Zahra Nasir, also a senior, said mental health is such a big issue the group had to narrow its focus. She said they decided to look at a systemic solution, ensuring a student voice in how coping skills and mental health awareness is taught.
"I see a lot of people are struggling at school," Nasir said, and it can be hard for them to talk about their problems.
We have students that are crying out for health. … We need to empower them.
–Rep.
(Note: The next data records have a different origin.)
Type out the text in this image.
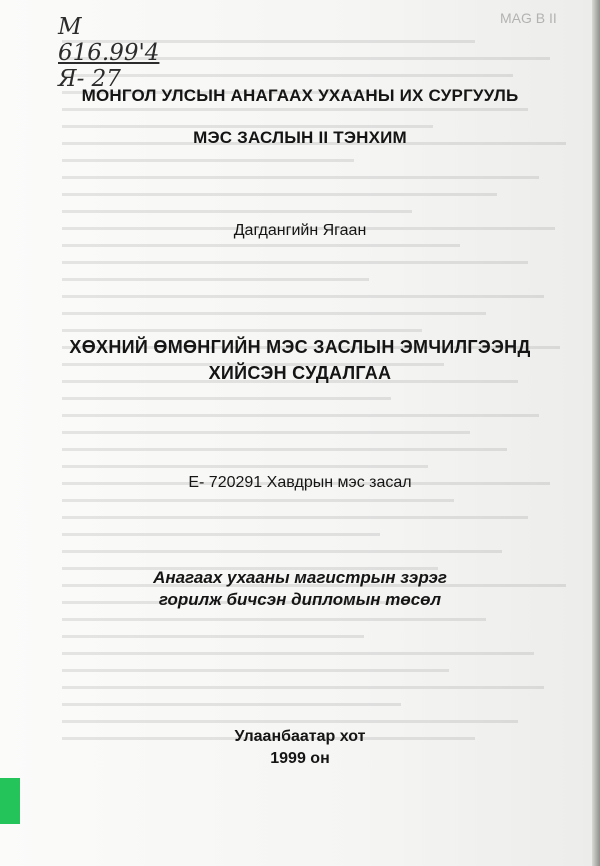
MAG B II
M
616.99'4
Я- 27
МОНГОЛ УЛСЫН АНАГААХ УХААНЫ ИХ СУРГУУЛЬ
МЭС ЗАСЛЫН II ТЭНХИМ
Дагдангийн Ягаан
ХӨХНИЙ ӨМӨНГИЙН МЭС ЗАСЛЫН ЭМЧИЛГЭЭНД
ХИЙСЭН СУДАЛГАА
Е- 720291 Хавдрын мэс засал
Анагаах ухааны магистрын зэрэг
горилж бичсэн дипломын төсөл
Улаанбаатар хот
1999 он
Jen Dailey-Provost
Other issues tackled by the three schools represented — West High, East High and the Salt Lake Center for Science Education — included potential training to better respond to school shooters.
Sahalma Rodriguez, a West High senior, said the "Run, Prepare, Fight" project to help students feel prepared to deal with an active shooter situation is the answer to a survey by her group that found 41 percent of students polled felt unsafe.
Rodriguez said they're scheduled to present their proposal to West High faculty.
Dailey-Provost said she was impressed with the students, who all received recognition for demonstrating the core values of the civics program: grassroots change, systemic impact, collaboration and diversity, action and open-mindedness.
"These students are our future elected officials. This is very exciting," she said.
The Civics Day program, sponsored by Fidelity Investments, is part of a national Generation Citizen initiative to teach students how to become actively participating citizens.
Correction: In an earlier version, Sahalma Rodriguez's surname was misspelled as Rodriquez.